Figure 4. Distance-based redundancy analysis (dbRDA) of species emergent weed biomass in corn. Left, Models show species responses to sampling location (interrow and intrarow), and two systems (NT/C–NT/S vs. IT/C–IT/S in A; NT/C–NT/S vs. IT/C–NT/S in B; and IT/C–IT/S vs. IT/C–NT/S in C) and their interaction after removing variance in experimental block. Right, position of entry points in the ordination space. Ellipses show 95% confidence interval around location:crop centroids. Labels are EPPO codes. The species included in the analysis are: Taraxacum officinale (TAROF), Cyperus esculentus (CYPES), Amaranthus retroflexus (AMARE), Vicia villosa (VICVI), Setaria faberi (SETFA), Ambrosia artemisiifolia (AMBAR), Chenopodium album (CHEAL), and Polygonum persicaria L. (POLPY).

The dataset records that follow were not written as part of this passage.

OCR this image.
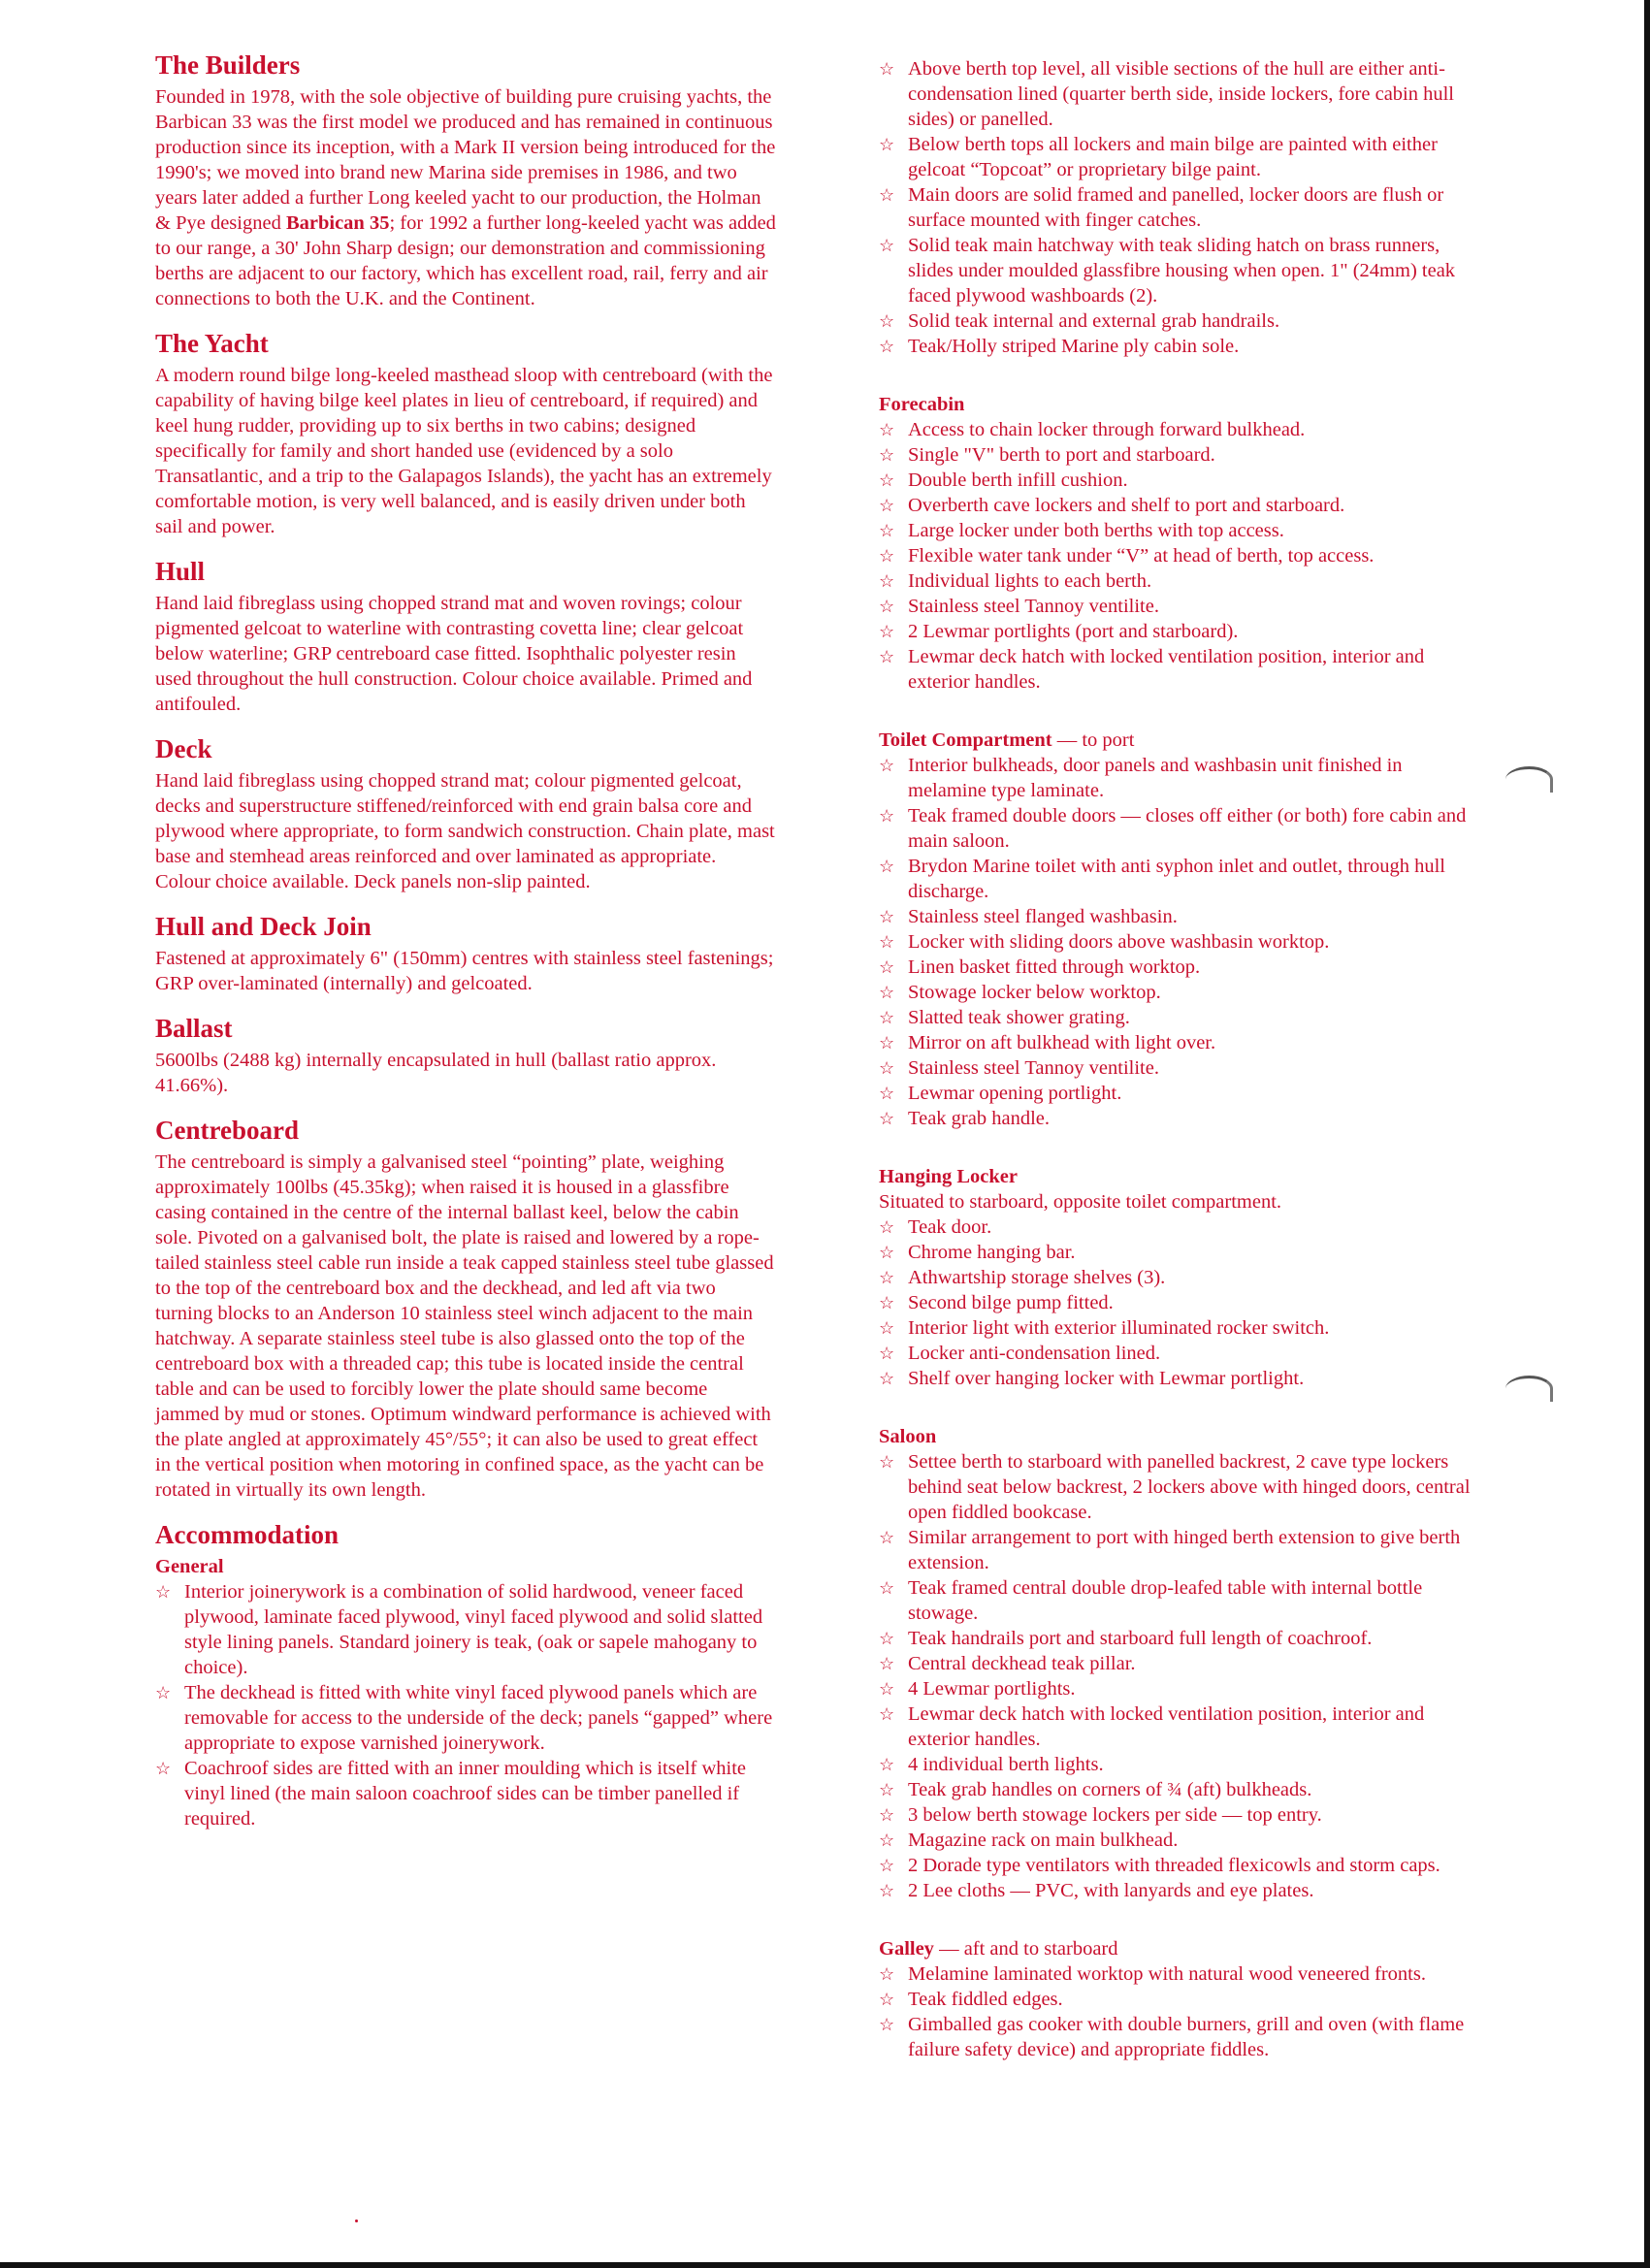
The Builders

Founded in 1978, with the sole objective of building pure cruising yachts, the Barbican 33 was the first model we produced and has remained in continuous production since its inception, with a Mark II version being introduced for the 1990's; we moved into brand new Marina side premises in 1986, and two years later added a further Long keeled yacht to our production, the Holman & Pye designed Barbican 35; for 1992 a further long-keeled yacht was added to our range, a 30' John Sharp design; our demonstration and commissioning berths are adjacent to our factory, which has excellent road, rail, ferry and air connections to both the U.K. and the Continent.

The Yacht

A modern round bilge long-keeled masthead sloop with centreboard (with the capability of having bilge keel plates in lieu of centreboard, if required) and keel hung rudder, providing up to six berths in two cabins; designed specifically for family and short handed use (evidenced by a solo Transatlantic, and a trip to the Galapagos Islands), the yacht has an extremely comfortable motion, is very well balanced, and is easily driven under both sail and power.

Hull

Hand laid fibreglass using chopped strand mat and woven rovings; colour pigmented gelcoat to waterline with contrasting covetta line; clear gelcoat below waterline; GRP centreboard case fitted. Isophthalic polyester resin used throughout the hull construction. Colour choice available. Primed and antifouled.

Deck

Hand laid fibreglass using chopped strand mat; colour pigmented gelcoat, decks and superstructure stiffened/reinforced with end grain balsa core and plywood where appropriate, to form sandwich construction. Chain plate, mast base and stemhead areas reinforced and over laminated as appropriate. Colour choice available. Deck panels non-slip painted.

Hull and Deck Join

Fastened at approximately 6" (150mm) centres with stainless steel fastenings; GRP over-laminated (internally) and gelcoated.

Ballast

5600lbs (2488 kg) internally encapsulated in hull (ballast ratio approx. 41.66%).

Centreboard

The centreboard is simply a galvanised steel “pointing” plate, weighing approximately 100lbs (45.35kg); when raised it is housed in a glassfibre casing contained in the centre of the internal ballast keel, below the cabin sole. Pivoted on a galvanised bolt, the plate is raised and lowered by a rope-tailed stainless steel cable run inside a teak capped stainless steel tube glassed to the top of the centreboard box and the deckhead, and led aft via two turning blocks to an Anderson 10 stainless steel winch adjacent to the main hatchway. A separate stainless steel tube is also glassed onto the top of the centreboard box with a threaded cap; this tube is located inside the central table and can be used to forcibly lower the plate should same become jammed by mud or stones. Optimum windward performance is achieved with the plate angled at approximately 45°/55°; it can also be used to great effect in the vertical position when motoring in confined space, as the yacht can be rotated in virtually its own length.

Accommodation
General
☆ Interior joinerywork is a combination of solid hardwood, veneer faced plywood, laminate faced plywood, vinyl faced plywood and solid slatted style lining panels. Standard joinery is teak, (oak or sapele mahogany to choice).
☆ The deckhead is fitted with white vinyl faced plywood panels which are removable for access to the underside of the deck; panels “gapped” where appropriate to expose varnished joinerywork.
☆ Coachroof sides are fitted with an inner moulding which is itself white vinyl lined (the main saloon coachroof sides can be timber panelled if required.
☆ Above berth top level, all visible sections of the hull are either anti-condensation lined (quarter berth side, inside lockers, fore cabin hull sides) or panelled.
☆ Below berth tops all lockers and main bilge are painted with either gelcoat “Topcoat” or proprietary bilge paint.
☆ Main doors are solid framed and panelled, locker doors are flush or surface mounted with finger catches.
☆ Solid teak main hatchway with teak sliding hatch on brass runners, slides under moulded glassfibre housing when open. 1" (24mm) teak faced plywood washboards (2).
☆ Solid teak internal and external grab handrails.
☆ Teak/Holly striped Marine ply cabin sole.
Forecabin
☆ Access to chain locker through forward bulkhead.
☆ Single "V" berth to port and starboard.
☆ Double berth infill cushion.
☆ Overberth cave lockers and shelf to port and starboard.
☆ Large locker under both berths with top access.
☆ Flexible water tank under “V” at head of berth, top access.
☆ Individual lights to each berth.
☆ Stainless steel Tannoy ventilite.
☆ 2 Lewmar portlights (port and starboard).
☆ Lewmar deck hatch with locked ventilation position, interior and exterior handles.
Toilet Compartment — to port
☆ Interior bulkheads, door panels and washbasin unit finished in melamine type laminate.
☆ Teak framed double doors — closes off either (or both) fore cabin and main saloon.
☆ Brydon Marine toilet with anti syphon inlet and outlet, through hull discharge.
☆ Stainless steel flanged washbasin.
☆ Locker with sliding doors above washbasin worktop.
☆ Linen basket fitted through worktop.
☆ Stowage locker below worktop.
☆ Slatted teak shower grating.
☆ Mirror on aft bulkhead with light over.
☆ Stainless steel Tannoy ventilite.
☆ Lewmar opening portlight.
☆ Teak grab handle.
Hanging Locker

Situated to starboard, opposite toilet compartment.

☆ Teak door.
☆ Chrome hanging bar.
☆ Athwartship storage shelves (3).
☆ Second bilge pump fitted.
☆ Interior light with exterior illuminated rocker switch.
☆ Locker anti-condensation lined.
☆ Shelf over hanging locker with Lewmar portlight.
Saloon
☆ Settee berth to starboard with panelled backrest, 2 cave type lockers behind seat below backrest, 2 lockers above with hinged doors, central open fiddled bookcase.
☆ Similar arrangement to port with hinged berth extension to give berth extension.
☆ Teak framed central double drop-leafed table with internal bottle stowage.
☆ Teak handrails port and starboard full length of coachroof.
☆ Central deckhead teak pillar.
☆ 4 Lewmar portlights.
☆ Lewmar deck hatch with locked ventilation position, interior and exterior handles.
☆ 4 individual berth lights.
☆ Teak grab handles on corners of ¾ (aft) bulkheads.
☆ 3 below berth stowage lockers per side — top entry.
☆ Magazine rack on main bulkhead.
☆ 2 Dorade type ventilators with threaded flexicowls and storm caps.
☆ 2 Lee cloths — PVC, with lanyards and eye plates.
Galley — aft and to starboard
☆ Melamine laminated worktop with natural wood veneered fronts.
☆ Teak fiddled edges.
☆ Gimballed gas cooker with double burners, grill and oven (with flame failure safety device) and appropriate fiddles.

Arrows represent increasing species abundance, and points show the locations of the communities in each of the four experimental blocks for each location:system combination (left) and entry point (right) in the ordination space. Experimental system treatments: NT, no-tillage; IT, moldboard plow; C, corn; S, soybean. Crop entries include CSW and WCS.

Figure 6

Figure 5. Distance base redundancy analysis (dbRDA) of emergent weed biomass in soybean. Left, Models show species responses to sampling location (interrow and intrarow), and two systems (NT/C–NT/S vs. IT/C–IT/S in A; NT/C–NT/S vs. IT/C–NT/S in B; and IT/C–IT/S vs. IT/C–NT/S in C) and their interaction after removing variance in experimental block. Right, Position of entry points in the ordination space. Ellipses show 95% confidence interval around location:crop centroids. Labels are EPPO codes. The species included in the analysis are: Viola arvensis Murray (VIOAR), Ambrosia artemisiifolia (AMBAR), Cyperus esculentus (CYPES), Vicia villosa (VICVI), Oxalis stricta (OXAST), Taraxacum officinale (TAROF), Setaria faberi (SETFA), Polygonum persicaria L. (POLPY), Chenopodium album (CHEAL), and Amaranthus retroflexus (AMARE). Arrows represent increasing species abundance, and points show the locations of the communities in each of the four experimental blocks for each location: system combination (left) and entry point (right) in the ordination space. Experimental system treatments: NT, no-tillage; IT, moldboard plow; C, corn; S, soybean. Crop entries include CSW and WCS.